TEM Analysis of 3D Atomic Structure of a Single Helical Double Strand DNA

單根雙螺旋DNA分子的三維原子結構TEM分析

Student thesis: Doctoral Thesis

View graph of relations

Author(s)

Detail(s)

Awarding Institution
Supervisors/Advisors
Award date17 Jul 2024

Abstract

Deoxyribonucleic acid (DNA) serves as the repository of hereditary data in nature, possessing the capacity to encode genetic instructions that govern biological growth and operation, notably in the regeneration of proteins and cells. The double helical structure of DNA is fundamental in preserving the resemblance between successive generations of organisms, facilitating the transmission and perpetuation of genetic material. Understanding the three-dimensional (3D) atomic structure of individual double-stranded DNA molecules can enhance comprehension of their biological functions. In this paper, we demonstrate a novel approach utilizing simulated annealing and energy minimization techniques, to infer the 3D atomic structure of a single double-stranded λ-DNA molecule from a low-dose high-resolution transmission electron microscopy (TEM) image.
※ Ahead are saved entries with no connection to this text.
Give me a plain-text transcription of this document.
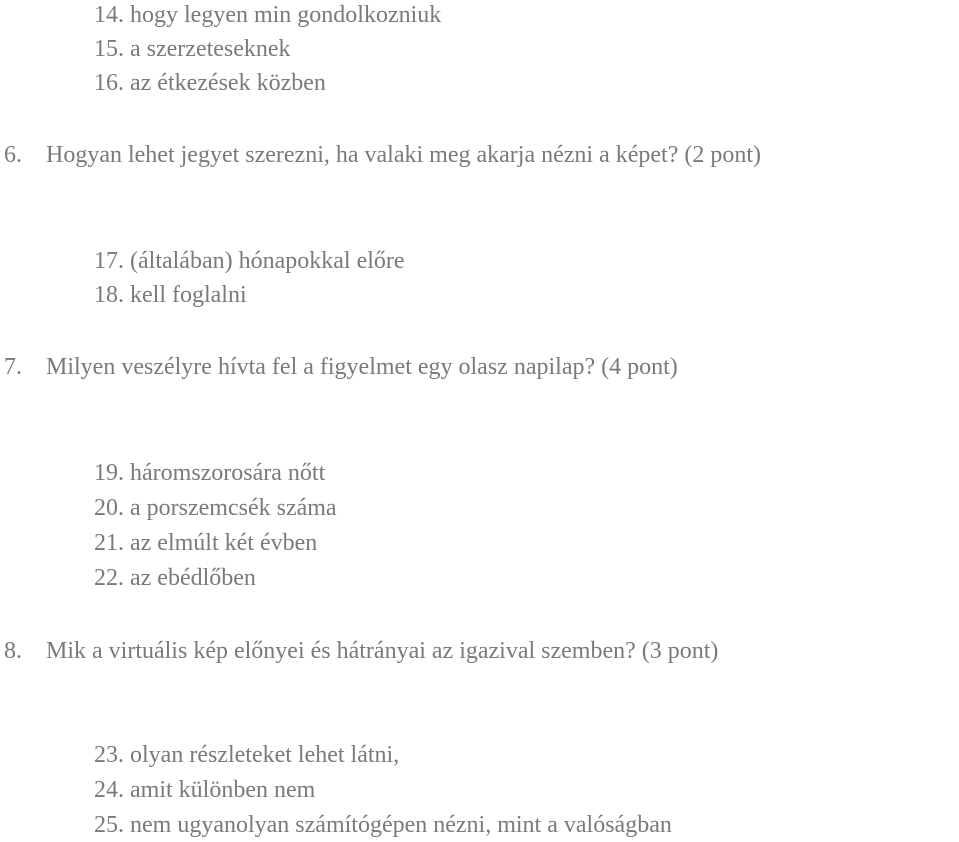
14. hogy legyen min gondolkozniuk

15. a szerzeteseknek

16. az étkezések közben

6. Hogyan lehet jegyet szerezni, ha valaki meg akarja nézni a képet? (2 pont)

17. (általában) hónapokkal előre

18. kell foglalni

7. Milyen veszélyre hívta fel a figyelmet egy olasz napilap? (4 pont)

19. háromszorosára nőtt

20. a porszemcsék száma

21. az elmúlt két évben

22. az ebédlőben

8. Mik a virtuális kép előnyei és hátrányai az igazival szemben? (3 pont)

23. olyan részleteket lehet látni,

24. amit különben nem

25. nem ugyanolyan számítógépen nézni, mint a valóságban
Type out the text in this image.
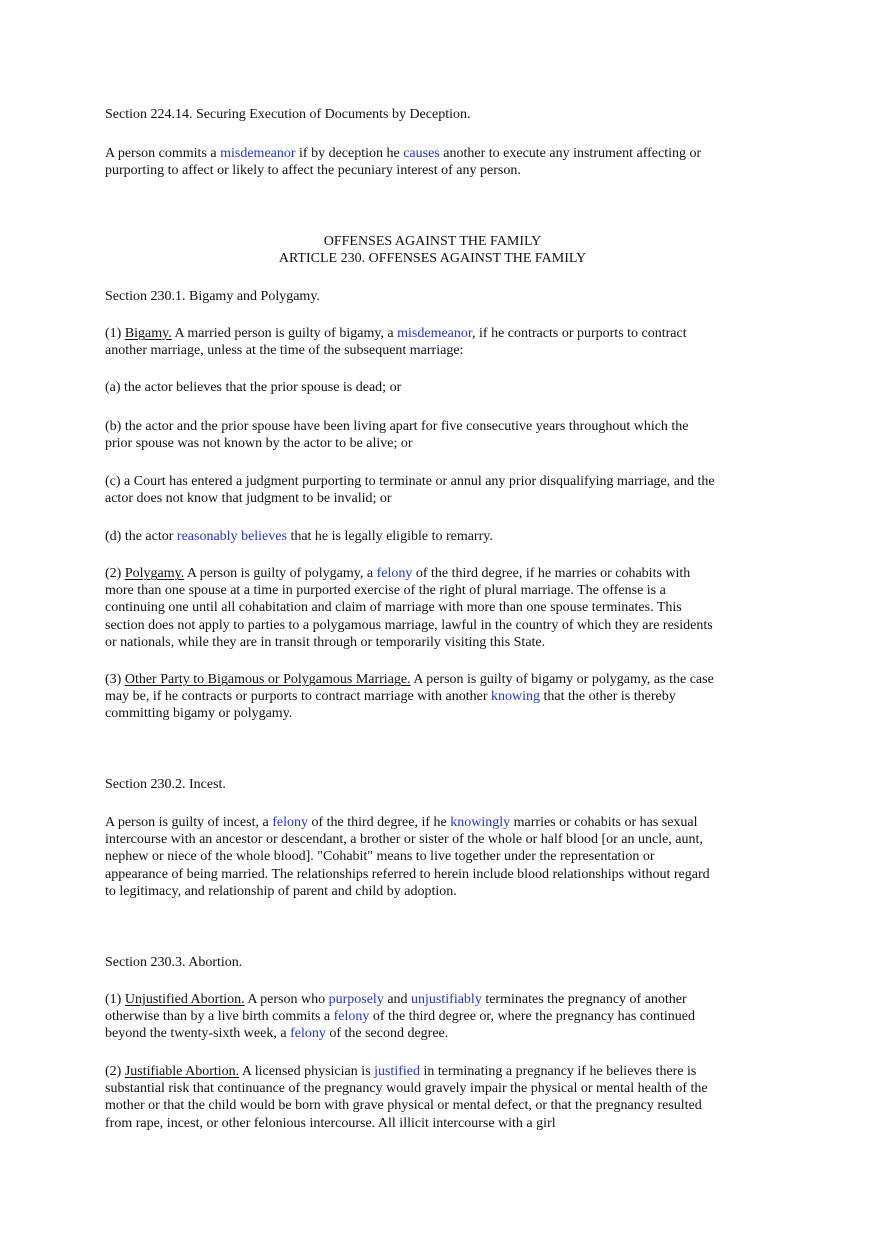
Section 224.14. Securing Execution of Documents by Deception.

A person commits a misdemeanor if by deception he causes another to execute any instrument affecting or purporting to affect or likely to affect the pecuniary interest of any person.

OFFENSES AGAINST THE FAMILY
ARTICLE 230. OFFENSES AGAINST THE FAMILY

Section 230.1. Bigamy and Polygamy.

(1) Bigamy. A married person is guilty of bigamy, a misdemeanor, if he contracts or purports to contract another marriage, unless at the time of the subsequent marriage:

(a) the actor believes that the prior spouse is dead; or

(b) the actor and the prior spouse have been living apart for five consecutive years throughout which the prior spouse was not known by the actor to be alive; or

(c) a Court has entered a judgment purporting to terminate or annul any prior disqualifying marriage, and the actor does not know that judgment to be invalid; or

(d) the actor reasonably believes that he is legally eligible to remarry.

(2) Polygamy. A person is guilty of polygamy, a felony of the third degree, if he marries or cohabits with more than one spouse at a time in purported exercise of the right of plural marriage. The offense is a continuing one until all cohabitation and claim of marriage with more than one spouse terminates. This section does not apply to parties to a polygamous marriage, lawful in the country of which they are residents or nationals, while they are in transit through or temporarily visiting this State.

(3) Other Party to Bigamous or Polygamous Marriage. A person is guilty of bigamy or polygamy, as the case may be, if he contracts or purports to contract marriage with another knowing that the other is thereby committing bigamy or polygamy.

Section 230.2. Incest.

A person is guilty of incest, a felony of the third degree, if he knowingly marries or cohabits or has sexual intercourse with an ancestor or descendant, a brother or sister of the whole or half blood [or an uncle, aunt, nephew or niece of the whole blood]. "Cohabit" means to live together under the representation or appearance of being married. The relationships referred to herein include blood relationships without regard to legitimacy, and relationship of parent and child by adoption.

Section 230.3. Abortion.

(1) Unjustified Abortion. A person who purposely and unjustifiably terminates the pregnancy of another otherwise than by a live birth commits a felony of the third degree or, where the pregnancy has continued beyond the twenty-sixth week, a felony of the second degree.

(2) Justifiable Abortion. A licensed physician is justified in terminating a pregnancy if he believes there is substantial risk that continuance of the pregnancy would gravely impair the physical or mental health of the mother or that the child would be born with grave physical or mental defect, or that the pregnancy resulted from rape, incest, or other felonious intercourse. All illicit intercourse with a girl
In the process of DNA TEM imaging, the impact of the spherical aberration coefficient, defocus value, and dose rate are examined through theoretical calculations and experimental validation. It is noted that moderate spherical aberration and under focus settings can improve image contrast, although this improvement will come at the expense of resolution. High-resolution imaging of individual DNA molecules and DNA bundles using TEM, with and without a spherical corrector is documented in Chapter 4. The resulting high-contrast TEM images offer detailed insights into the characteristics of B-form DNA at nearly atomic resolution. Furthermore, the work analyzes electron-beam radiation damage on DNA by assessing changes in the shape and diameter of DNA filaments.
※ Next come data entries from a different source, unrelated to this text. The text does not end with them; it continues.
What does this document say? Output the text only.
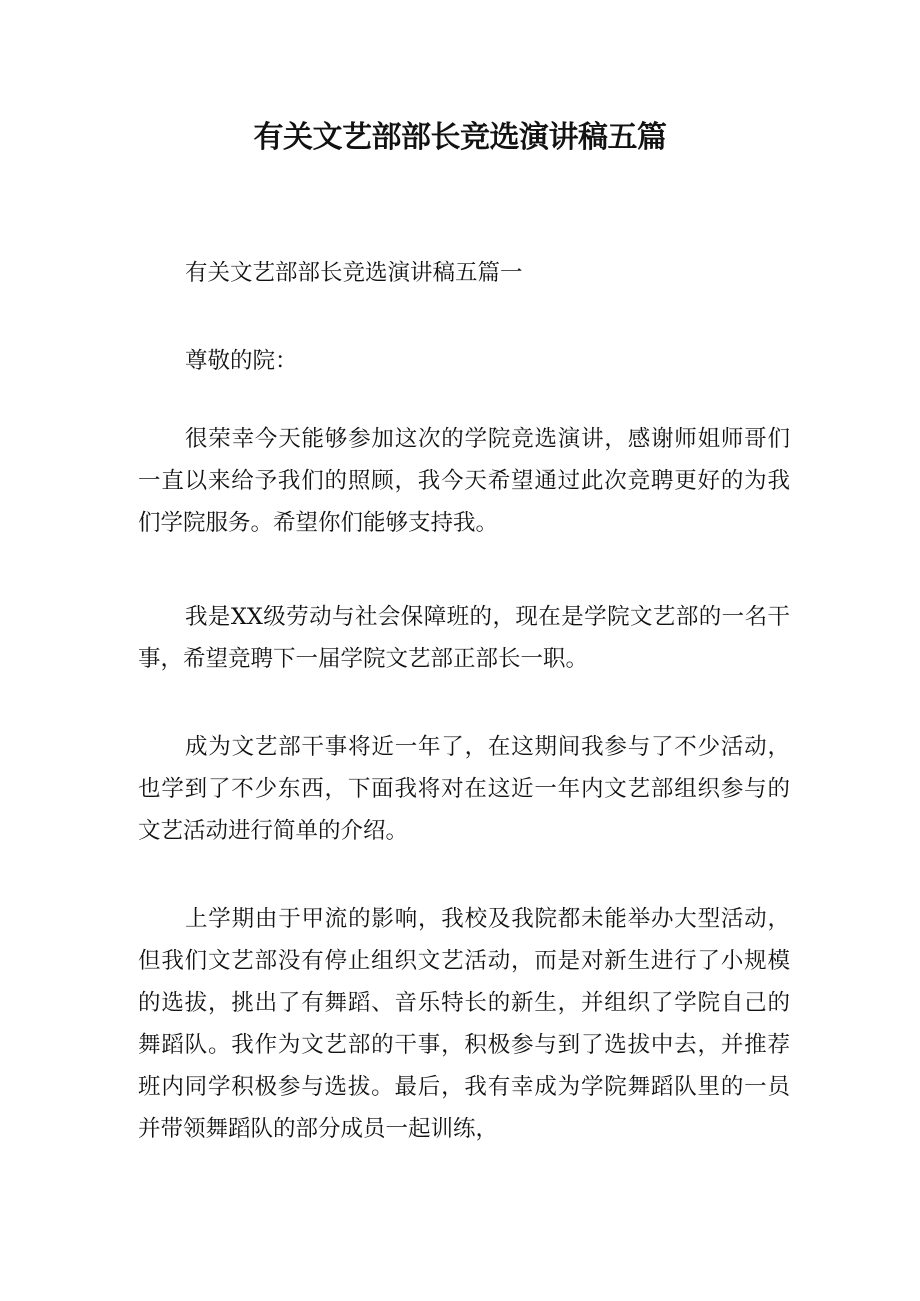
有关文艺部部长竞选演讲稿五篇

有关文艺部部长竞选演讲稿五篇一

尊敬的院：

很荣幸今天能够参加这次的学院竞选演讲，感谢师姐师哥们一直以来给予我们的照顾，我今天希望通过此次竞聘更好的为我们学院服务。希望你们能够支持我。

我是XX级劳动与社会保障班的，现在是学院文艺部的一名干事，希望竞聘下一届学院文艺部正部长一职。

成为文艺部干事将近一年了，在这期间我参与了不少活动，也学到了不少东西，下面我将对在这近一年内文艺部组织参与的文艺活动进行简单的介绍。

上学期由于甲流的影响，我校及我院都未能举办大型活动，但我们文艺部没有停止组织文艺活动，而是对新生进行了小规模的选拔，挑出了有舞蹈、音乐特长的新生，并组织了学院自己的舞蹈队。我作为文艺部的干事，积极参与到了选拔中去，并推荐班内同学积极参与选拔。最后，我有幸成为学院舞蹈队里的一员并带领舞蹈队的部分成员一起训练，
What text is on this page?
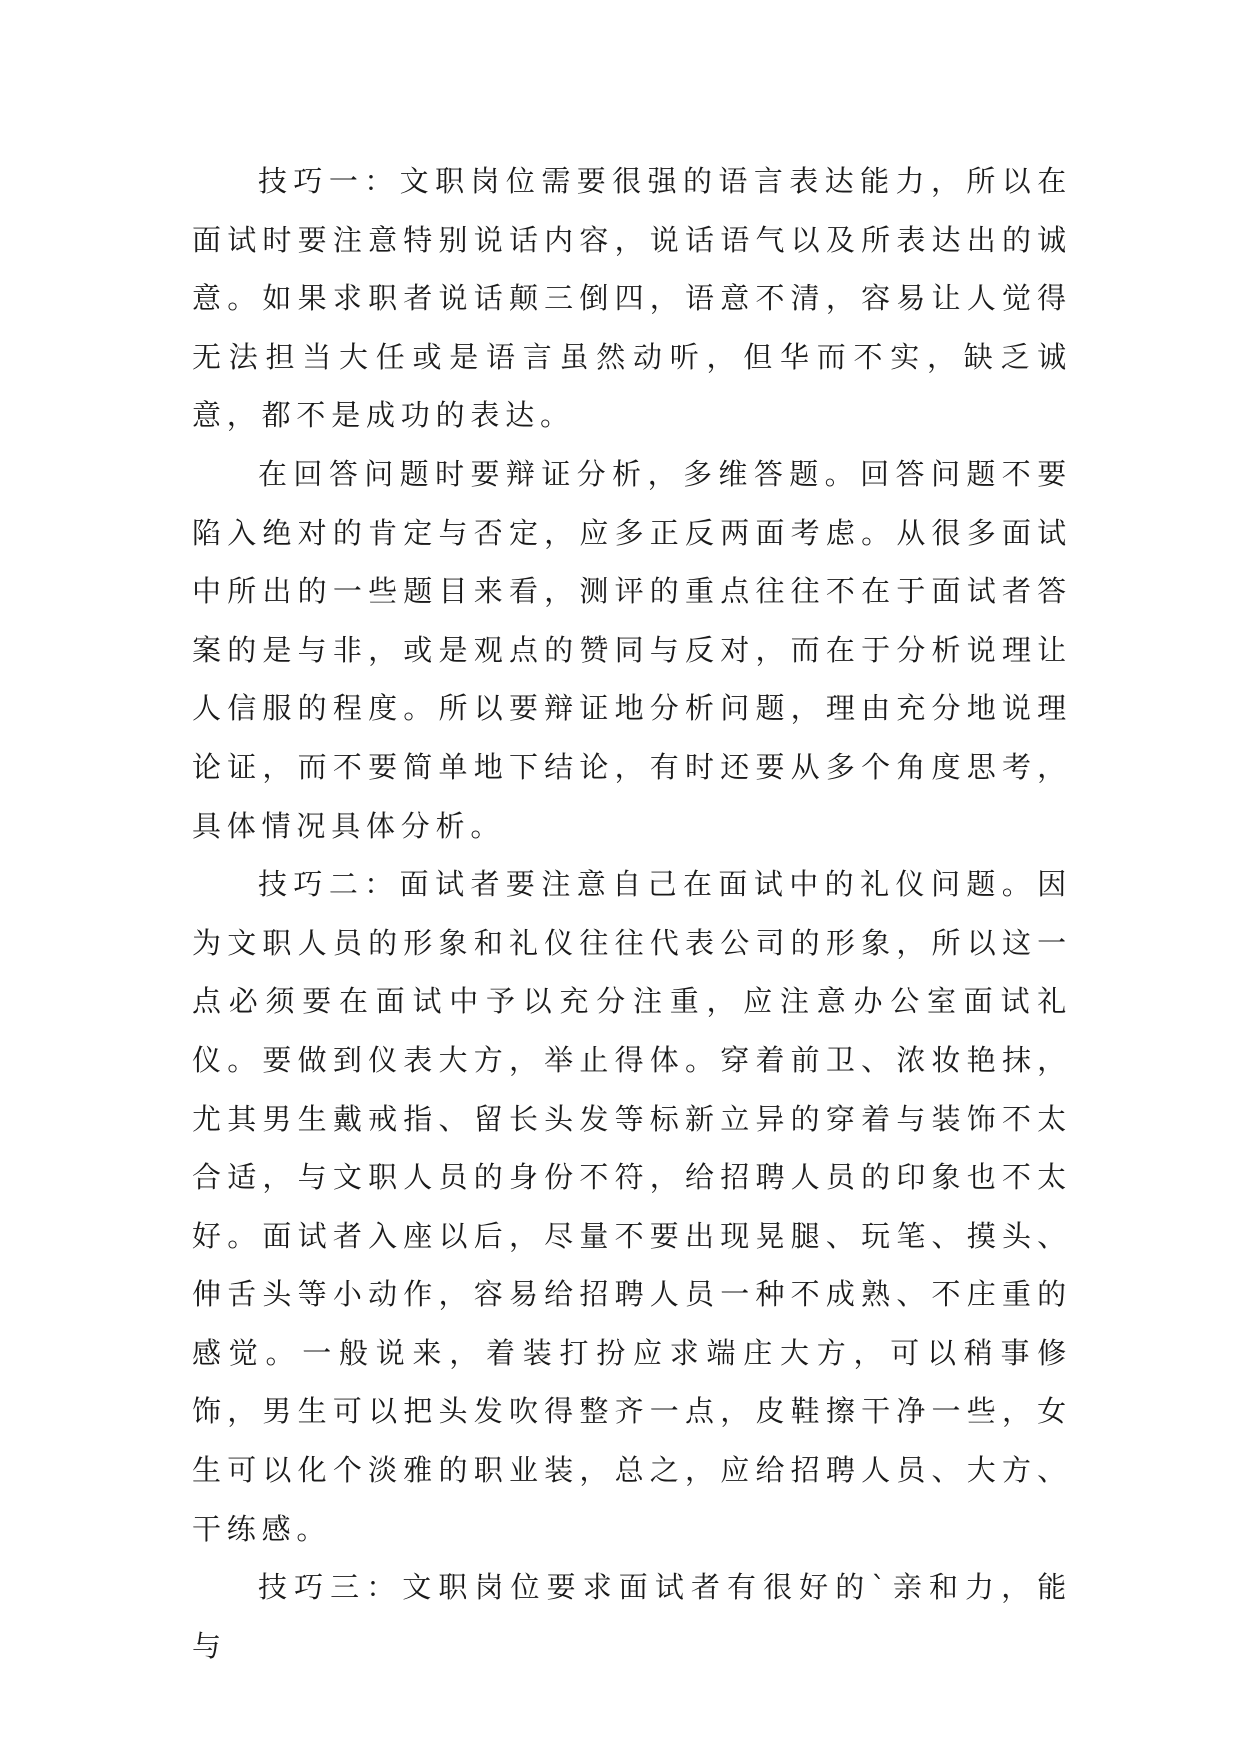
技巧一：文职岗位需要很强的语言表达能力，所以在面试时要注意特别说话内容，说话语气以及所表达出的诚意。如果求职者说话颠三倒四，语意不清，容易让人觉得无法担当大任或是语言虽然动听，但华而不实，缺乏诚意，都不是成功的表达。

在回答问题时要辩证分析，多维答题。回答问题不要陷入绝对的肯定与否定，应多正反两面考虑。从很多面试中所出的一些题目来看，测评的重点往往不在于面试者答案的是与非，或是观点的赞同与反对，而在于分析说理让人信服的程度。所以要辩证地分析问题，理由充分地说理论证，而不要简单地下结论，有时还要从多个角度思考，具体情况具体分析。

技巧二：面试者要注意自己在面试中的礼仪问题。因为文职人员的形象和礼仪往往代表公司的形象，所以这一点必须要在面试中予以充分注重，应注意办公室面试礼仪。要做到仪表大方，举止得体。穿着前卫、浓妆艳抹，尤其男生戴戒指、留长头发等标新立异的穿着与装饰不太合适，与文职人员的身份不符，给招聘人员的印象也不太好。面试者入座以后，尽量不要出现晃腿、玩笔、摸头、伸舌头等小动作，容易给招聘人员一种不成熟、不庄重的感觉。一般说来，着装打扮应求端庄大方，可以稍事修饰，男生可以把头发吹得整齐一点，皮鞋擦干净一些，女生可以化个淡雅的职业装，总之，应给招聘人员、大方、干练感。

技巧三：文职岗位要求面试者有很好的`亲和力，能与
In order to reconstruct the 3D atomic structure of a single double-strand DNA molecule, a combination of simulated annealing and energy minimization techniques is utilized based on a TEM image containing a portion of the individual double-strand DNA molecule. The simulated annealing process involves generating a simulated TEM image after each atomic adjustment in the initial model, which is then compared to the experimental image to evaluate the effectiveness of the adjustment. Energy minimization is employed to decrease the potential energy of the system and achieve a state of local equilibrium, thereby rationalizing the atomic movements. By incorporating energy minimization constraints, the 3D atomic conformation can be refined after simulated annealing from the initial model. The resulting model, which accounts for distortion and puckering of structural components, provides localized insights into the behavior of the DNA molecule under electron irradiation. Notably, the TEM analysis reveals a more expanded state of the single DNA molecule compared to X-ray measurements. This refined 3D structure facilitates a detailed understanding of the structure-function relationship. Furthermore, the integration of TEM imaging with simulated annealing and energy minimization techniques can be extended to the analysis of other beam-sensitive materials, offering a novel approach for characterizing structures at room temperature.